New grocer to fill vacancy in College Terrace building

The College Terrace Center at 2100 El Camino Real in Palo Alto. Google photo.
The College Terrace Center at 2100 El Camino Real in Palo Alto. After the owner was fined for lacking a grocery store, as the city had required, a new store has opened up on the ground floor. Google photo.

BY KYLE MARTIN
Daily Post Staff Writer

Palo Alto City Council is expected to approve a new grocery store on El Camino Real in the College Terrace neighborhood where two previous grocers have closed.

“We are excited for the opportunity to serve the community,” Khaled Taffi, CEO and manager of the new grocer, Real Produce International Market, wrote to Palo Alto’s Planning Director Jonathan Lait. The market will have a deli, a “grab-and-go area,” fresh flowers and coffee.

“We want to open our doors as soon as possible and if there isn’t delay from the city or county, we would love to open before Thanksgiving,” Taffi wrote.

However, the store’s approval is on the council’s Nov. 16 agenda — just a week and a half before Thanksgiving.

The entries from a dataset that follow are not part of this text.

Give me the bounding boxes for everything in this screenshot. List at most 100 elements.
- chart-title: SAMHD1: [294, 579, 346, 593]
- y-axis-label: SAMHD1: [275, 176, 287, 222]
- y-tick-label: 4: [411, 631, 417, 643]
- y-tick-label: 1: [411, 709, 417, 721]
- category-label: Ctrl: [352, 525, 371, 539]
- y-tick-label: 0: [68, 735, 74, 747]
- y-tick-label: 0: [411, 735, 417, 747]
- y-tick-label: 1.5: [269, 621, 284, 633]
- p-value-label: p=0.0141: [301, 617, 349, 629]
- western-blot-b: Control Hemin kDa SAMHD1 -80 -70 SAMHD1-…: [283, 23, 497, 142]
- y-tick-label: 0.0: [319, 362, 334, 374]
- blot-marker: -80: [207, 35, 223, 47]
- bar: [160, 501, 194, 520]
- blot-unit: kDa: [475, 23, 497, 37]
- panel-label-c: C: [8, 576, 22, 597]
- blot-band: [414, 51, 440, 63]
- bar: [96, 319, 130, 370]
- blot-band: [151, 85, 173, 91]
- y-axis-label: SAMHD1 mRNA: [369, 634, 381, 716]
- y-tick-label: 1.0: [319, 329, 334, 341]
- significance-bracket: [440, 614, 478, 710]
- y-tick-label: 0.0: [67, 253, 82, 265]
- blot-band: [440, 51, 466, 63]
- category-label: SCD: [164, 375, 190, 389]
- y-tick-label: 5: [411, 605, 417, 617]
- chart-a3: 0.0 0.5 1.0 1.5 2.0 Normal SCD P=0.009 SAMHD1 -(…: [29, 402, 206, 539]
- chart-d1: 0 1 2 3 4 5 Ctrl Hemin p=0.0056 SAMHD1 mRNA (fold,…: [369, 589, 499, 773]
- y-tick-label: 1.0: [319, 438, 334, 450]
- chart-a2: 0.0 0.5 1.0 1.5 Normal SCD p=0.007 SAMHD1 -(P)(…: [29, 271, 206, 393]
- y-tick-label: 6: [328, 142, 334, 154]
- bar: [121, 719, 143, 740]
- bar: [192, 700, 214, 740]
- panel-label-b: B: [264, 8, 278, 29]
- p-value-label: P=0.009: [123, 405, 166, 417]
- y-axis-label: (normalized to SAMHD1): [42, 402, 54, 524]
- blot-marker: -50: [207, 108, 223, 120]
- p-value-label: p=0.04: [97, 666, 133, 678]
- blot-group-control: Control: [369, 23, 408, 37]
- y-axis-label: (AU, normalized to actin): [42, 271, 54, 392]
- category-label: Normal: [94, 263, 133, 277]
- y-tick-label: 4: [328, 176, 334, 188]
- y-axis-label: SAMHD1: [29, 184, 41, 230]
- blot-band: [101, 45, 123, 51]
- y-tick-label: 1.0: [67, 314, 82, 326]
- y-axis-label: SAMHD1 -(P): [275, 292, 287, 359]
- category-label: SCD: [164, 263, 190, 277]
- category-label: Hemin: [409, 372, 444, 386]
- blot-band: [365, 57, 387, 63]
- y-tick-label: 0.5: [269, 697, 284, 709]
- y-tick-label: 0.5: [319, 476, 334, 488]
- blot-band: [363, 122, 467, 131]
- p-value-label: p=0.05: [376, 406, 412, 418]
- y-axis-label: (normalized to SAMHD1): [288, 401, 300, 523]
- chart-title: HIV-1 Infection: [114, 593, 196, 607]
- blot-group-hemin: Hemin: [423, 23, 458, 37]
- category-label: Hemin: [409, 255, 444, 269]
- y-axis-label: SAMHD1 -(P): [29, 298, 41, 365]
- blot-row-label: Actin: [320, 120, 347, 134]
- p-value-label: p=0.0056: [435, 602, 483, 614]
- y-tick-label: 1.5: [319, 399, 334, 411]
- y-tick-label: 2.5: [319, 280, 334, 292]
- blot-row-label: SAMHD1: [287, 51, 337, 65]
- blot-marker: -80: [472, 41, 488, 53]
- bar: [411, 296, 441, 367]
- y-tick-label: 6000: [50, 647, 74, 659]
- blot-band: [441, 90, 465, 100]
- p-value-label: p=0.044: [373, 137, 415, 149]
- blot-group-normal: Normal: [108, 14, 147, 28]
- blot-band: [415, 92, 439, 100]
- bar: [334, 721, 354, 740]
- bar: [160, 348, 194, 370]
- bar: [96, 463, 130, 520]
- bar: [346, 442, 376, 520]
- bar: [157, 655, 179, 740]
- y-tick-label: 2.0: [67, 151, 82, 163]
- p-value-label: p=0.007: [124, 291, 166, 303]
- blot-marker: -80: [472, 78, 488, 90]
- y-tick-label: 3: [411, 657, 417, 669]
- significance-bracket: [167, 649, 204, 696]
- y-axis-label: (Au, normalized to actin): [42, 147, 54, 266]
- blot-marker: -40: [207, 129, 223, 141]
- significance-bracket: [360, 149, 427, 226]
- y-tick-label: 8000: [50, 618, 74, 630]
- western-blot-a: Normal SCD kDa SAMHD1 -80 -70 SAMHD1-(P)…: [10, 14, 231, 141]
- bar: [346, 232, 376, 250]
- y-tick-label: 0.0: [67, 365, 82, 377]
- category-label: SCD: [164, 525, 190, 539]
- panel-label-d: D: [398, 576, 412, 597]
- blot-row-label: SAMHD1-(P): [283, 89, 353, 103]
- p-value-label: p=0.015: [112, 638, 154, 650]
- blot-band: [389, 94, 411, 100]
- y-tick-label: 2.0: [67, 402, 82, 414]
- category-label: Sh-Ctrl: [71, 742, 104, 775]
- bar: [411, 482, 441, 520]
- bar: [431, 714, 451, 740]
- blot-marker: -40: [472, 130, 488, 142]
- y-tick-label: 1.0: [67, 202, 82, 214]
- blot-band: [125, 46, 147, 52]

Taffi, a San Jose resident, husband and father of three, and former chef with over two dozen years of experience in the food business, said the market’s team members consist of a family which also owns wholesale fruit and vegetable businesses in Oakland, South San Francisco and a grocery store in San Jose.

Taffi asked that Lait understand the store owner’s wishes to open with some immediacy, adding the store could be open within six weeks of its approval.

“It is very important that we open as soon as possible and we hope you agree during these hard times how important it is to have a successful local/neighborhood market,” Taffi wrote.

The location at 2100 El Camino at Oxford Avenue was home to the beloved JJ&F Market, owned and operated by three brothers of the Garcia family. The market closed in 2013 after decades of operation.

Previous attempts

The council approved a 58,000-square-foot office building that included 8,000 square feet for a grocery on the ground level. The first grocery, College Terrace Market, closed in late 2017 after being open about six months. And the city earlier this year saw Khoury’s Market close because of disruptive construction scaffolding and tarps clouding the view of their building that stifled their business, one of the owners, Chris Khoury, previously told the Daily Post.

The other problem the location has is parking — there are no visible parking spots from El Camino and the underground parking might not be inviting for people who want to make a quick visit to the store.

“A stable market at this location has been a long-desired goal by the city council and neighborhood when it approved the College Terrace Center development,” City Manager Ed Shikada wrote to the council. “Having another grocery store that provides essential services and goods to the Palo Alto community is particularly beneficial during the pandemic, which will provide in-store and same-day delivery service.”

2 Comments

  1. No one forced the developer to build this zone busting building. There would have been no “Palo Alto Process” if he had built what was permitted under the existing zoning, that is 25K sq ft of neighborhood serving commercial. There would also have been a bonus of 25K sq ft for housing, if the owner wanted.

    The developer used rehousing JJ&F as bait, even as he worked behind the scenes to make it impossible financially for JJ&F to return. With a big PR campaign and lobbying the developer finally got his way under the conditions (including JJ&F) that he proposed. However, the council was smart enough to write into the zone change his condition that he would include JJ&F, and if JJ&F did not return another similar grocer. Without which there were no other conditions that would justify the one-off zoning change for this developer.